There is a tendency to lump the three Pacific island nations together but there are far more people in New Zealand who identify as having Samoan or Tongan heritage than Fijian. So it stands to reason the change would benefit Samoa and Tonga disproportionately while Fiji have selected a significantly higher percentage of homegrown players.

It should also be said that not all tier two nations support the change or reap the benefits. Uruguay have described the move as a backwards step and have claimed that countries such as theirs are in effect being penalised for focusing their efforts on producing homegrown players. They question why Tonga and Samoa have been granted permission to pick All Blacks while Georgia, who continue to make strides based on domestic development, can not enter the Six Nations. In other words, those who have not properly invested in domestic development are being rewarded whereas those that have are not.

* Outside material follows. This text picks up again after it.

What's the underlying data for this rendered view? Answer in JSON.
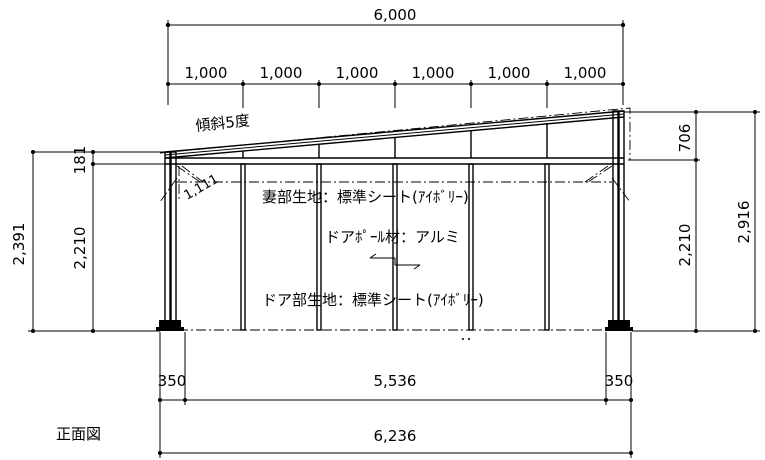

Moreover, rarely do law changes come without unintended consequences – in this case that tier one nations would take advantage. Samoa, Tonga, Romania and Namibia have all picked birthright players in their World Cup squads, but so, too, have Wales (Henry Thomas), Scotland (Jack Dempsey) and South Africa (Jean Kleyn).

You can hardly fault Warren Gatland, Gregor Townsend or Jacques Nienaber for taking advantage of the laws as they are now written, nor those players for accepting a route back into Test rugby. But it does not sit well that Wales, Scotland and South Africa are picking up cast-offs from England, Australia and Ireland, respectively. The law change was not intended to give them quick fixes in problem positions rather than encourage them to develop depth themselves.

The example of Kleyn sticks in the craw for two reasons. First, South Africa voted against the law change. Second, he is a classic example of a “project player”, someone recruited by Ireland when on the fringes of the Springboks setup with the explicit intention that they would qualify on residency grounds soon enough.

Kleyn won five caps for Ireland, in the buildup to and at the 2019 World Cup, and there is every chance he faces his former country in France given they and South Africa are in the same pool.

Increasingly, the law change comes to be seen as flawed. It bolsters Tonga and Samoa and therefore makes for a more competitive World Cup but it does little for wider or more long-term development and it is being exploited by bigger countries.

If the mouth waters at the prospect of Piutau leading the charge for Tonga then equally, there is a sour taste to that of Kleyn in action for the Springboks. Or that teams such as Uruguay feel so disadvantaged by World Rugby’s change.

Upsets by Samoa or Tonga could set the World Cup alight but the eligibility changes must not be seen as a short cut for sustained change.